Natives indulge in fine chocolate and there are ceremonial concerts, staged shootings and fancy-dress parties all over the city. It was a nice coincidence that our meeting was taking place on the same weekend as Escalade as this gave a fascinating cultural aspect to the trip. The French-speaking Genovese people are clearly very proud of their heritage.
However, to me there seems to be a slightly paradoxical situation. There are huge celebrations for a victory over the French, but in many ways Geneva and its people are like just another part of France. Linguistically and culturally, it seems they are trying to duplicate the country; it definitely seemed more like being in Paris than Switzerland.
Then again, Switzerland is a very diverse country. For a start, there are three official languages: French, German and Italian – which are all spoken in different places. A few years ago I visited the lakeside resort of Lugano, which is on the border with Italy and uses that language, so very similar to Geneva in that it seems less like Switzerland and more like somewhere else.
It was great to see some of the people I’d worked with in New York again and we had a good time at the meeting. A report has been produced, which will be sent to all UN Missions, containing our recommendations for the youth delegate process in future. Hopefully it will become a valuable lobbying tool and stimulate the inclusion of many more young people in national delegations.
Weather-wise, it will be nice to escape the blistering winds of Geneva. The town has little protection from seemingly gale-force conditions, which turn the normally tranquil lake into a frenzy of waves and threaten to lift people off their feet. This especially applies when walking near the water – many were holding onto their hats or clinging to nearby railings for reassurance.
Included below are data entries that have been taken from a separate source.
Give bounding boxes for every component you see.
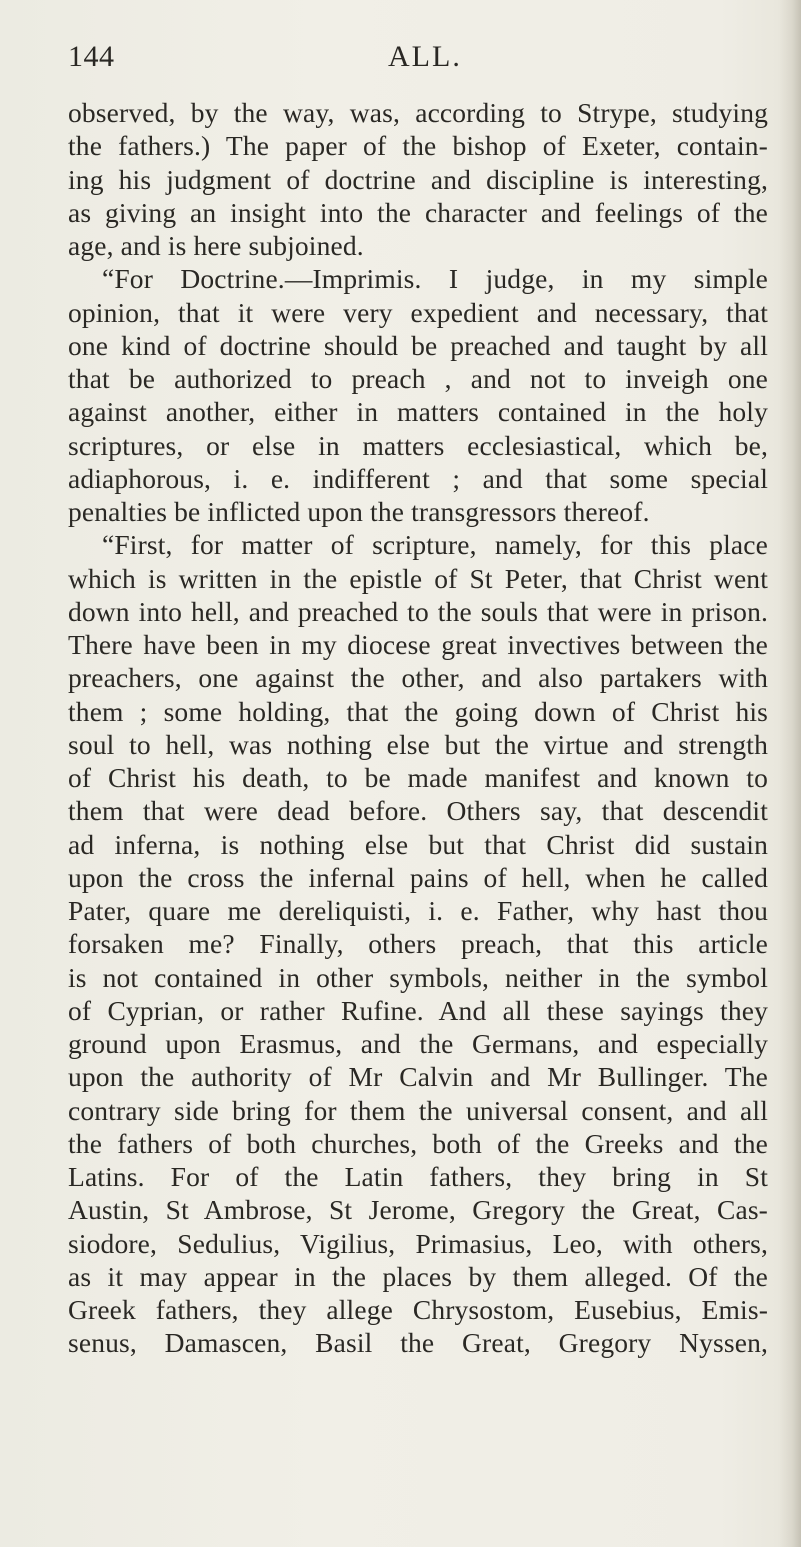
text-line: as giving an insight into the character and feelings of the [68, 196, 768, 228]
text-line: contrary side bring for them the universal consent, and all [68, 1094, 768, 1126]
text-line: ground upon Erasmus, and the Germans, and especially [68, 1028, 768, 1059]
text-line: them that were dead before. Others say, that descendit [68, 795, 768, 827]
text-line: them ; some holding, that the going down of Christ his [68, 695, 768, 727]
text-line: opinion, that it were very expedient and necessary, that [68, 296, 768, 328]
page-number: 144 [68, 40, 115, 73]
text-line: that be authorized to preach , and not to inveigh one [68, 363, 768, 394]
text-line: penalties be inflicted upon the transgressors thereof. [68, 496, 650, 527]
text-line: is not contained in other symbols, neither in the symbol [68, 961, 768, 993]
text-line: There have been in my diocese great invectives between the [68, 629, 768, 660]
page-header [68, 40, 758, 80]
text-line: Latins. For of the Latin fathers, they bring in St [68, 1161, 768, 1192]
text-line: the fathers of both churches, both of the Greeks and the [68, 1127, 768, 1159]
text-line: of Christ his death, to be made manifest and known to [68, 762, 768, 793]
text-line: forsaken me? Finally, others preach, that this article [68, 928, 768, 960]
text-line: “First, for matter of scripture, namely, for this place [102, 529, 768, 561]
body-text [68, 96, 768, 1360]
text-line: Greek fathers, they allege Chrysostom, Eusebius, Emis- [68, 1294, 768, 1325]
text-line: as it may appear in the places by them alleged. Of the [68, 1260, 768, 1292]
text-line: siodore, Sedulius, Vigilius, Primasius, Leo, with others, [68, 1227, 768, 1259]
text-line: the fathers.) The paper of the bishop of Exeter, contain- [68, 130, 768, 162]
text-line: observed, by the way, was, according to Strype, studying [68, 97, 768, 128]
text-line: ing his judgment of doctrine and discipline is interesting, [68, 163, 768, 195]
text-line: senus, Damascen, Basil the Great, Gregory Nyssen, [68, 1327, 768, 1359]
text-line: which is written in the epistle of St Peter, that Christ went [68, 562, 768, 594]
text-line: ad inferna, is nothing else but that Christ did sustain [68, 828, 768, 860]
text-line: upon the cross the infernal pains of hell, when he called [68, 861, 768, 893]
text-line: upon the authority of Mr Calvin and Mr Bullinger. The [68, 1061, 768, 1093]
text-line: soul to hell, was nothing else but the virtue and strength [68, 728, 768, 760]
text-line: scriptures, or else in matters ecclesiastical, which be, [68, 429, 768, 461]
running-title: ALL. [388, 40, 462, 73]
text-line: of Cyprian, or rather Rufine. And all these sayings they [68, 994, 768, 1026]
text-line: Austin, St Ambrose, St Jerome, Gregory the Great, Cas- [68, 1194, 768, 1226]
text-line: age, and is here subjoined. [68, 230, 364, 261]
text-line: adiaphorous, i. e. indifferent ; and that some special [68, 462, 768, 494]
text-line: one kind of doctrine should be preached and taught by all [68, 329, 768, 361]
text-line: against another, either in matters contained in the holy [68, 396, 768, 428]
text-line: down into hell, and preached to the souls that were in prison. [68, 595, 768, 627]
text-line: preachers, one against the other, and also partakers with [68, 662, 768, 694]
text-line: “For Doctrine.—Imprimis. I judge, in my simple [102, 263, 768, 295]
page-edge-shadow [779, 0, 801, 1547]
text-line: Pater, quare me dereliquisti, i. e. Father, why hast thou [68, 895, 768, 926]
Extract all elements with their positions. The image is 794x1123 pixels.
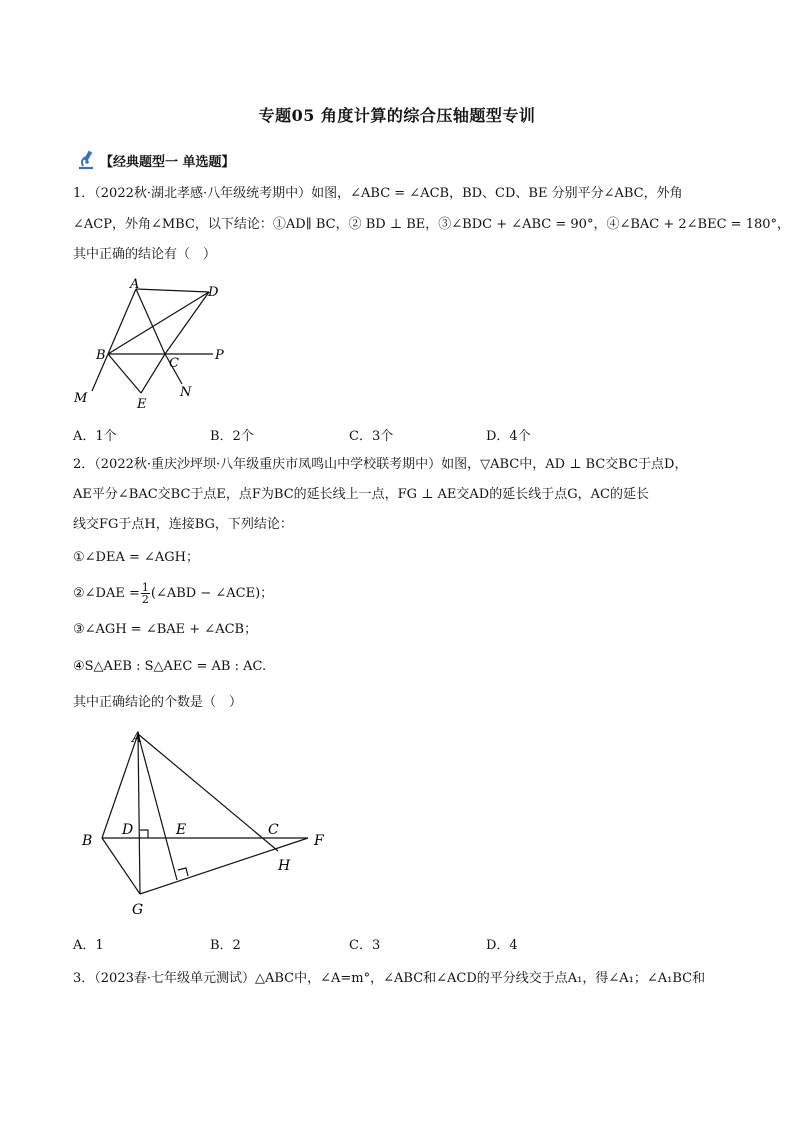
q1-label-m: M — [74, 391, 88, 406]
q2-conclusion-2 — [73, 582, 273, 605]
q1-option-b[interactable]: B．2个 — [210, 429, 254, 444]
q2-question: 其中正确结论的个数是（ ） — [73, 695, 243, 710]
microscope-icon — [76, 149, 98, 171]
q2-conclusion-4: ④S△AEB : S△AEC = AB : AC. — [73, 659, 267, 674]
q2-line2: AE平分∠BAC交BC于点E，点F为BC的延长线上一点，FG ⊥ AE交AD的延长线于点G，AC的延长 — [73, 487, 649, 502]
q1-label-n: N — [180, 385, 192, 400]
q2-c2-pre: ②∠DAE = — [73, 585, 140, 601]
q2-c2-post: (∠ABD − ∠ACE)； — [150, 585, 274, 601]
q3-line1: 3．（2023春·七年级单元测试）△ABC中，∠A=m°，∠ABC和∠ACD的平分线交于点A₁，得∠A₁；∠A₁BC和 — [73, 971, 706, 986]
page-title: 专题05 角度计算的综合压轴题型专训 — [258, 106, 536, 125]
q1-line1: 1．（2022秋·湖北孝感·八年级统考期中）如图，∠ABC = ∠ACB，BD、CD、BE 分别平分∠ABC，外角 — [73, 186, 683, 201]
section-label: 【经典题型一 单选题】 — [100, 154, 235, 170]
q2-label-d: D — [122, 822, 134, 838]
q1-label-p: P — [215, 348, 224, 363]
q2-option-a[interactable]: A．1 — [73, 938, 104, 953]
q2-label-a: A — [132, 730, 143, 746]
q1-label-b: B — [96, 348, 106, 363]
q2-conclusion-3: ③∠AGH = ∠BAE + ∠ACB； — [73, 622, 258, 637]
q1-label-a: A — [130, 277, 140, 292]
fraction-denominator: 2 — [141, 593, 149, 606]
q2-conclusion-1: ①∠DEA = ∠AGH； — [73, 550, 200, 565]
q1-label-c: C — [169, 356, 179, 371]
q1-figure — [70, 276, 240, 416]
q2-label-b: B — [82, 833, 93, 849]
q2-label-g: G — [132, 902, 144, 918]
q1-line2: ∠ACP，外角∠MBC，以下结论：①AD∥ BC，② BD ⊥ BE，③∠BDC + ∠ABC = 90°，④∠BAC + 2∠BEC = 180°， — [73, 217, 791, 232]
q1-line3: 其中正确的结论有（ ） — [73, 247, 217, 262]
q2-option-c[interactable]: C．3 — [349, 938, 381, 953]
q2-option-b[interactable]: B．2 — [210, 938, 241, 953]
q1-option-a[interactable]: A．1个 — [73, 429, 117, 444]
q2-option-d[interactable]: D．4 — [486, 938, 518, 953]
q2-line1: 2．（2022秋·重庆沙坪坝·八年级重庆市凤鸣山中学校联考期中）如图，▽ABC中，AD ⊥ BC交BC于点D， — [73, 457, 688, 472]
q2-label-e: E — [176, 822, 187, 838]
q1-option-d[interactable]: D．4个 — [486, 429, 531, 444]
q2-label-c: C — [268, 822, 279, 838]
q2-label-f: F — [314, 833, 324, 849]
q1-label-d: D — [208, 285, 219, 300]
fraction — [141, 582, 150, 605]
q2-label-h: H — [278, 858, 291, 874]
q1-label-e: E — [137, 397, 147, 412]
q2-line3: 线交FG于点H，连接BG，下列结论： — [73, 517, 293, 532]
q1-option-c[interactable]: C．3个 — [349, 429, 394, 444]
fraction-numerator: 1 — [141, 581, 149, 594]
q2-figure — [70, 722, 340, 922]
section-header — [76, 149, 235, 171]
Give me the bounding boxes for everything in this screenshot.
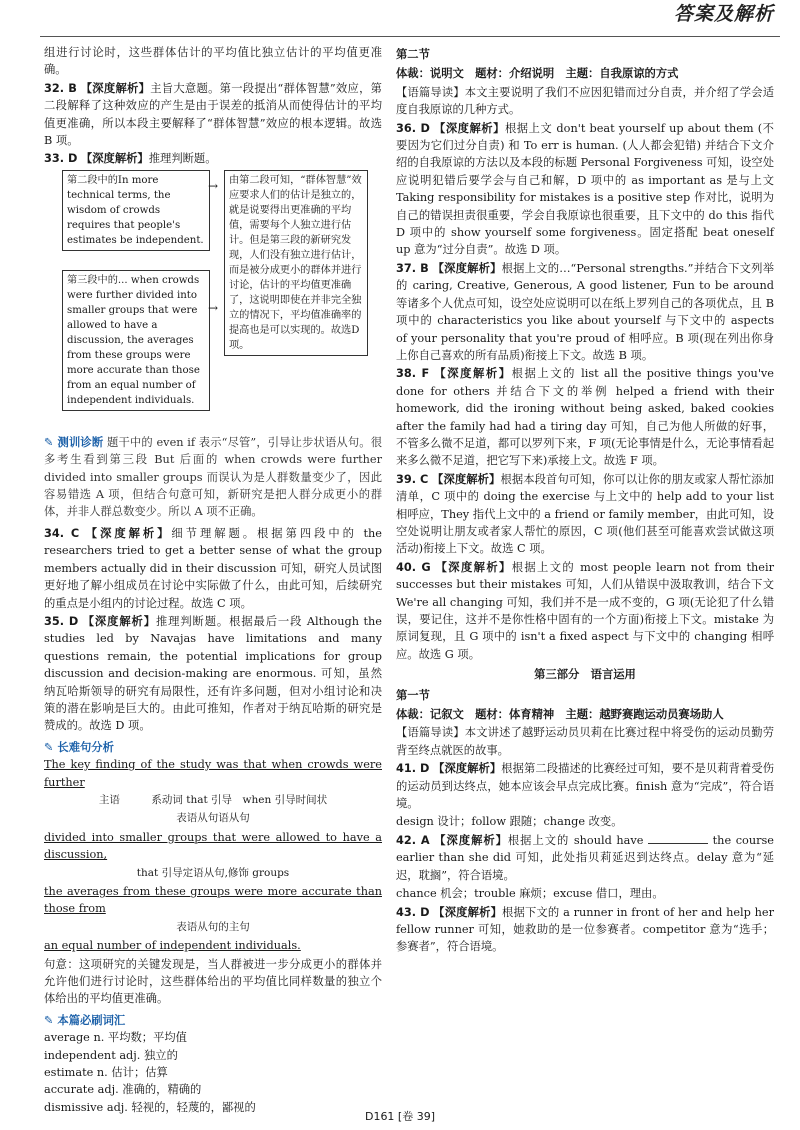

Next stop for me is Basel, a German-speaking area, where I will stay for two nights with my aunt and uncle. I have visited before, but that was a few years ago and I’m looking forward to having another chance to see the place. Unsurprisingly, I can’t really remember much because I was quite young, so it will be good to explore properly this time. It’s also a nice way to relax again for a couple of days, before moving down south to Italy for a students’ convention event.